Para tanto, ele reconta como foi uma das frentes da esquerda na luta contra a ditadura, nesse caso, em Vitória (ES), berço do pai Marcelo, e depois de Míriam – e mais de 40 anos depois, destino do próprio Matheus em busca da verdade. E esse é apenas um capítulo desse período perturbador, que muitos hoje pedem a volta ou o chamam de revolução – até porque esses não sentiram na pele o que foi o regime.

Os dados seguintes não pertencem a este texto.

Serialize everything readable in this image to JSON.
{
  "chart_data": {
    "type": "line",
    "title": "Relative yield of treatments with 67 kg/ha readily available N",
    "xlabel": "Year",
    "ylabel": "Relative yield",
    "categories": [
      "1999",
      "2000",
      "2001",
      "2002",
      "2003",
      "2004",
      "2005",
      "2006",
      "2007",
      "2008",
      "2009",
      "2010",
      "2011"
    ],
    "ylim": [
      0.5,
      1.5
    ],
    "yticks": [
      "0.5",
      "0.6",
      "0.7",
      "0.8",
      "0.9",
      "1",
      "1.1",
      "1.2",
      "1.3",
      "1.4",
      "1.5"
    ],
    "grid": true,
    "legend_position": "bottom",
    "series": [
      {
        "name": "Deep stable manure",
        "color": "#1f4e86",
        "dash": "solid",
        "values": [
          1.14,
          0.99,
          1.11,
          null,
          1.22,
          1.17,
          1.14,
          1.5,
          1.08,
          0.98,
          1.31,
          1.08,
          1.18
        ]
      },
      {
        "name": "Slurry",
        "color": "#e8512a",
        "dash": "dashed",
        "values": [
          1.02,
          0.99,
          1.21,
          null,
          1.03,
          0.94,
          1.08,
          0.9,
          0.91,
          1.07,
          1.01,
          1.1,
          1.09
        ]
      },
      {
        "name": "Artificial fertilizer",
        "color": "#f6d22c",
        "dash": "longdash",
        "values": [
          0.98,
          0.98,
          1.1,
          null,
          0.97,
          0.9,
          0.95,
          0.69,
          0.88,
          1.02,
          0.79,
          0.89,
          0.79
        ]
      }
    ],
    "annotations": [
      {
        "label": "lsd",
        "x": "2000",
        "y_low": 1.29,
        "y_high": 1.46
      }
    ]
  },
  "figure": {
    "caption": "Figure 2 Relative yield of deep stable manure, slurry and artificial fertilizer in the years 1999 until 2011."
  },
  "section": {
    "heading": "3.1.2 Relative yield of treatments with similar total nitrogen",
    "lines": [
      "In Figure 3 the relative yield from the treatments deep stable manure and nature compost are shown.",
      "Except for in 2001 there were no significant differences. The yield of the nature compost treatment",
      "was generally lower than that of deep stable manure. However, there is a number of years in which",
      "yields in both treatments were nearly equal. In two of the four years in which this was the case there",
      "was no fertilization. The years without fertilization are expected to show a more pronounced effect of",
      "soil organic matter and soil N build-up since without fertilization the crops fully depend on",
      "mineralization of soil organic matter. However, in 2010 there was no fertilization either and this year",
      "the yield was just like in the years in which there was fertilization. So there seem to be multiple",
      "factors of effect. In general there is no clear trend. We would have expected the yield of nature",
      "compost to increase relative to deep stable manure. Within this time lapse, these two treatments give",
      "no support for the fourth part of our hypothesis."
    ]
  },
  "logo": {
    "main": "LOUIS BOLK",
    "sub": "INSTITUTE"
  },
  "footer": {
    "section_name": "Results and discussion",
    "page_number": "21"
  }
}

Em certos momentos, o autor chama seus pais pelos respectivos nomes, narrando suas ações. Para mim, isso representa uma tentativa de se afastar da história, tentar ser o mais “imparcial” possível, mas ainda assistir relatar o que seus pais viveram. Então há um diálogo interessante entre a história e o emocional, e a pessoalidade, se é que me entendem. E ainda assim foge do subjetivismo, porque há a história e os fatos.
Há partes mais densas para ler e outras mais instigantes, com diálogos. Sendo um livro de memórias e sobre um assunto tão forte como a ditadura, principalmente todos os horrores dela, é de se imaginar que será uma leitura mais “devagar”. O que não é em nenhum ponto negativo. E essa é minha leitura. Para outras pessoas pode ser diferente. Mas há algo nesse livro que se aproxima muito de uma estrutura narrativa de um romance, e isso ajuda muito na leitura.
O autor consegue equilibrar muito bem ao contar a história do pai, contar a história da mãe e contar parte da história da ditadura, revelando nomes e protagonistas daquele tempo – como o tal delatador e militares que teriam participado da tortura dos pais. Aliás, acho que esse é o ponto principal da obra. É a busca de Matheus pela verdade, iniciando por Foedes, o delator, seguindo pelo capitão Guilherme e outros militares. Há diálogos emocionantes e reveladores, em ambos casos.
Aliás, eu me emocionei muito lendo essa obra. Em diversos momentos, senti certa angústia, conhecendo os fatos ao mesmo tempo que Matheus… e o que mais me marcou é que uma das partes mais emocionantes foi, justamente, a conversa do jornalista com um militar que estava lá na época que Míriam e Marcelo foram presos – e torturados. Esse trecho foi o mais sensível, na minha visão.
Outro ponto importante é que Matheus Leitão nos mostra um pouco do seu trabalho jornalístico, e também como era ser jornalista na época dos pais, aos 20 e tantos anos, a partir dos relatos de Míriam, principalmente. O trabalho da imprensa, que sofria censuras à todo instante. E consigo me colocar no lugar deles, confesso. Me vi lá, tendo sensações parecidas, tentando lidar com tudo isso. Espero não termos que lidar com isso novamente.
Ou seja, ao passo que é uma obra que nos mostra apenas um capítulo da história, é uma aula de jornalismo investigativo, que resultou nesse livro. Há os relatos de tortura, física e psicológica, como agiam os militares na época, a volta às prisões, sem falar na “casa da morte”, cenário de crueldades inimagináveis. E há métodos jornalísticos que o levaram às suas descobertas – como o jornalista precisa agir, certos momentos, para chegar à verdade, ainda mais uma que é parte da vida dos seus pais.
Ao finalizar a leitura, me pego pensando no trecho de “Cálice”, que toca ao fundo: “Como é difícil acordar calado; Se na calada da noite eu me dano; Quero lançar um grito desumano; Que é uma maneira de ser escutado; Esse silêncio todo me atordoa; Atordoado eu permaneço atento; Na arquibancada pra a qualquer momento; Ver emergir o monstro da lagoa”. O que fica disso tudo, tomara, é a lição de que nenhum regime totalitário é saudável. E Matheus Leitão consegue deixar isso muito claro. Que seu livro seja exemplo, da busca pela verdade, mas também para nos lembrar do nosso passado sangrento.
Ficha técnica:
Em nome dos pais
Autor: Matheus Leitão
Editora: Intrínseca
Ano: 2017
448 páginas
Que belo texto. Também não conhecia o livro e, agora que conheci, fiquei com vontade de ler. Obrigada!
Poxa, muito obrigado. Que bom que gostou! Leia sim, eu indico, e me conte o que achou. Obrigado!